The problem: a drug goes everywhere
When you take a dose of a conventional medicine, the drug substance dissolves, is absorbed, and the blood carries it to every tissue it can reach — healthy and diseased alike. The target organ might receive only a tiny fraction; the rest is, at best, wasted and, at worst, the source of side effects. A cancer drug that kills tumour cells will also harm fast-dividing healthy cells in the gut and bone marrow simply because it arrives there too.
Drug targeting is the attempt to change this. The goal is simple to state and hard to achieve: deliver more drug where it is needed and less where it is not. A well-targeted system can let you use a lower total dose, widen the gap between the helpful dose and the toxic dose, and improve bioavailability at the site that matters rather than in the bloodstream as a whole.
Two broad strategies
Targeting splits into two families. In passive targeting, you do not steer the drug; instead you exploit a difference in the body's plumbing so the carrier naturally accumulates where you want. The classic example is the leaky blood vessels of tumours, which we cover next. In active targeting, you decorate the carrier with a homing molecule — a ligand — that binds a receptor over-expressed on the target cells, so the carrier is grabbed once it arrives.

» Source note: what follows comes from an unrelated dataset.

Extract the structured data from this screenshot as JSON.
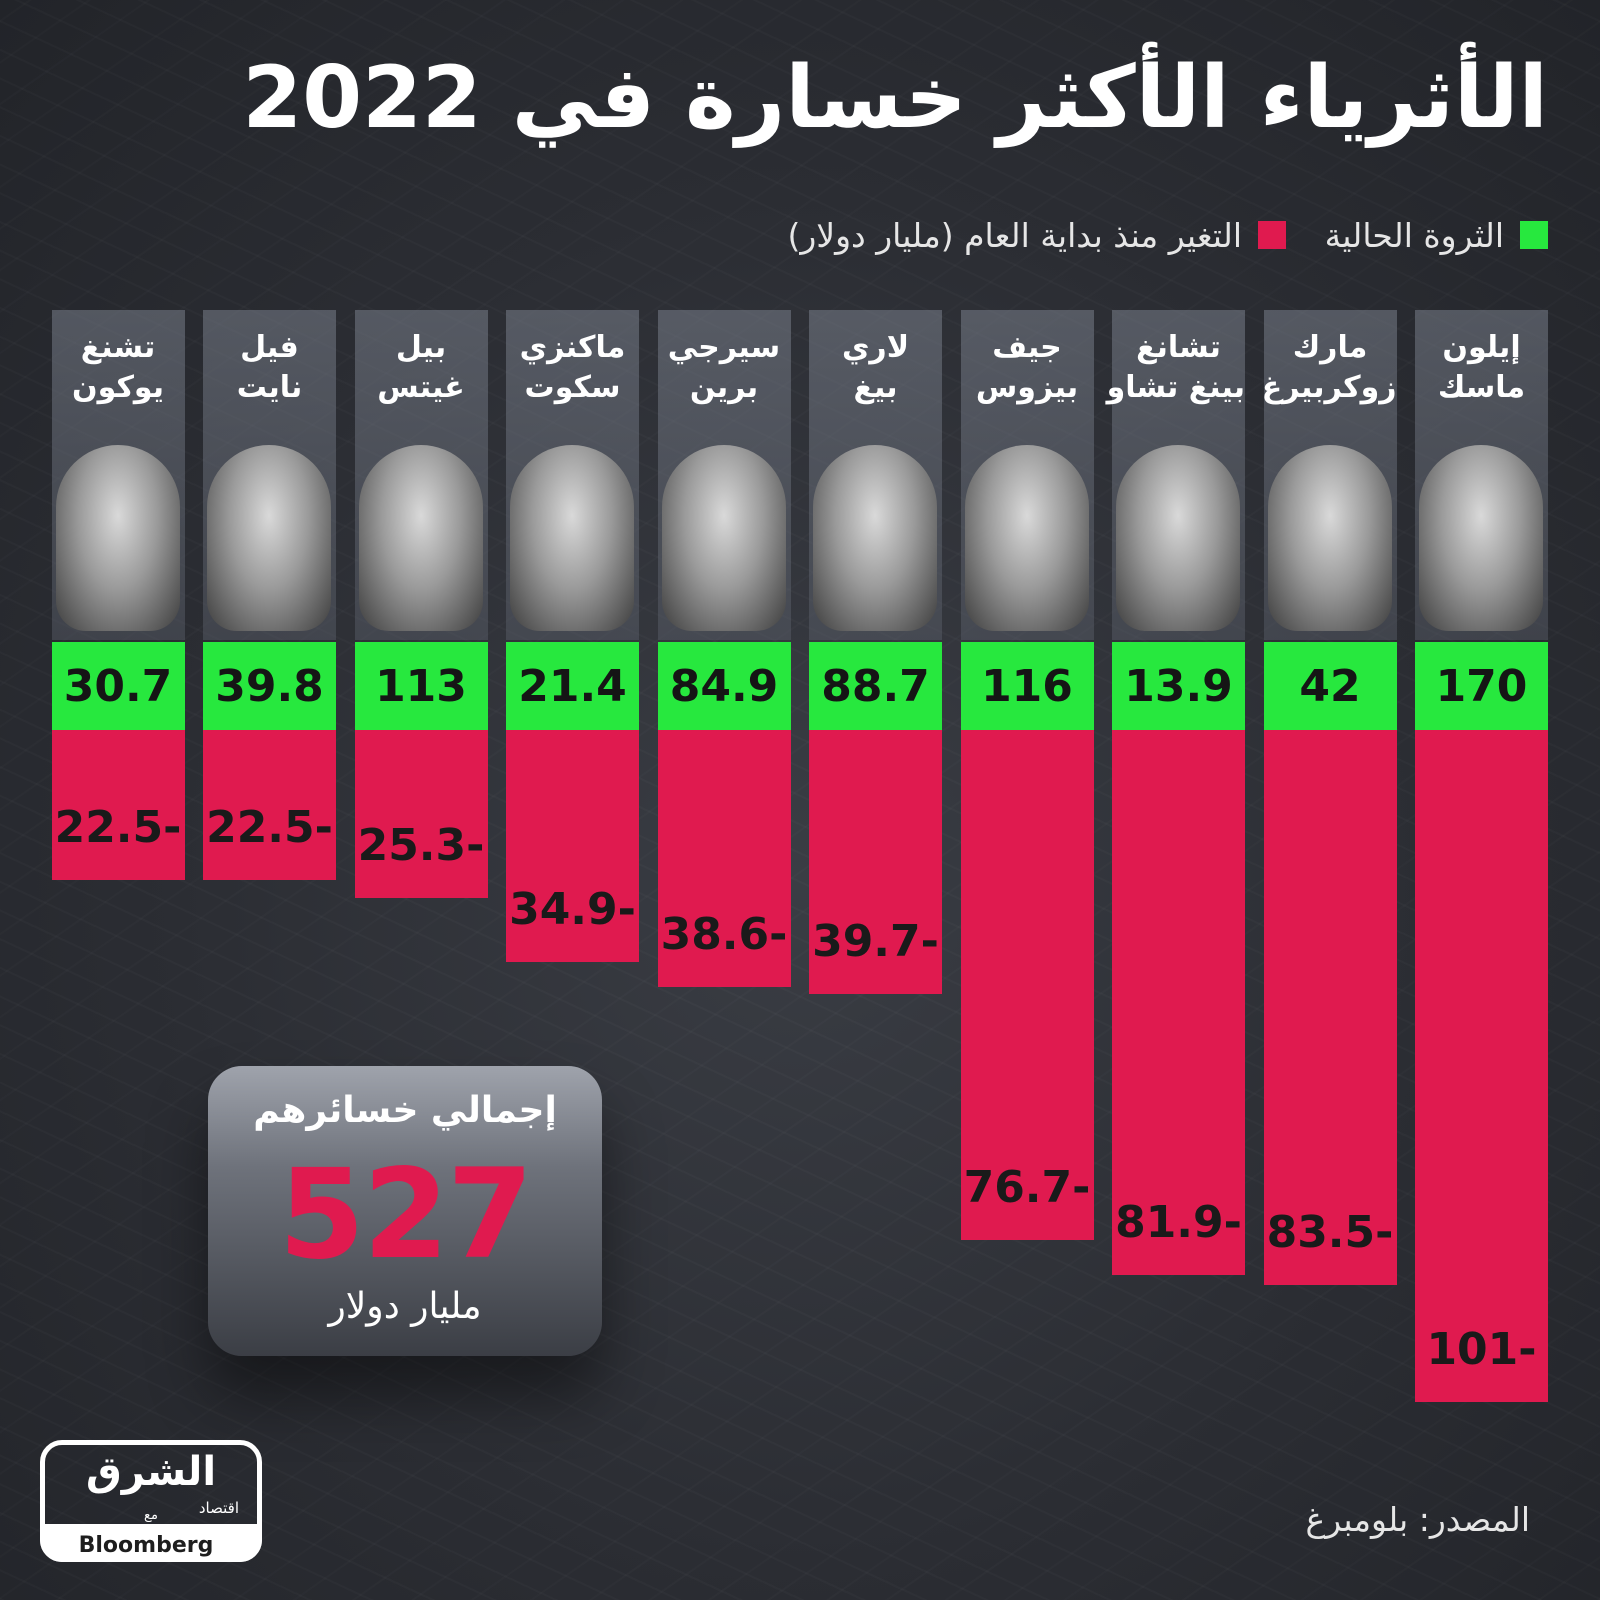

- Choose the destination. Decide which organ, tissue, or cell type should receive the drug — a tumour, the colon, an inflamed joint.
- Find a difference to exploit. Look for something unique about that site: leaky vessels, a special pH, a receptor, a local enzyme.
- Pick passive or active. Use plumbing differences for passive targeting, or a homing ligand for active targeting — often both together.
- Match the route. A route of administration that lands the carrier near the target (inhaled, intra-articular, intratumoural) makes every later step easier.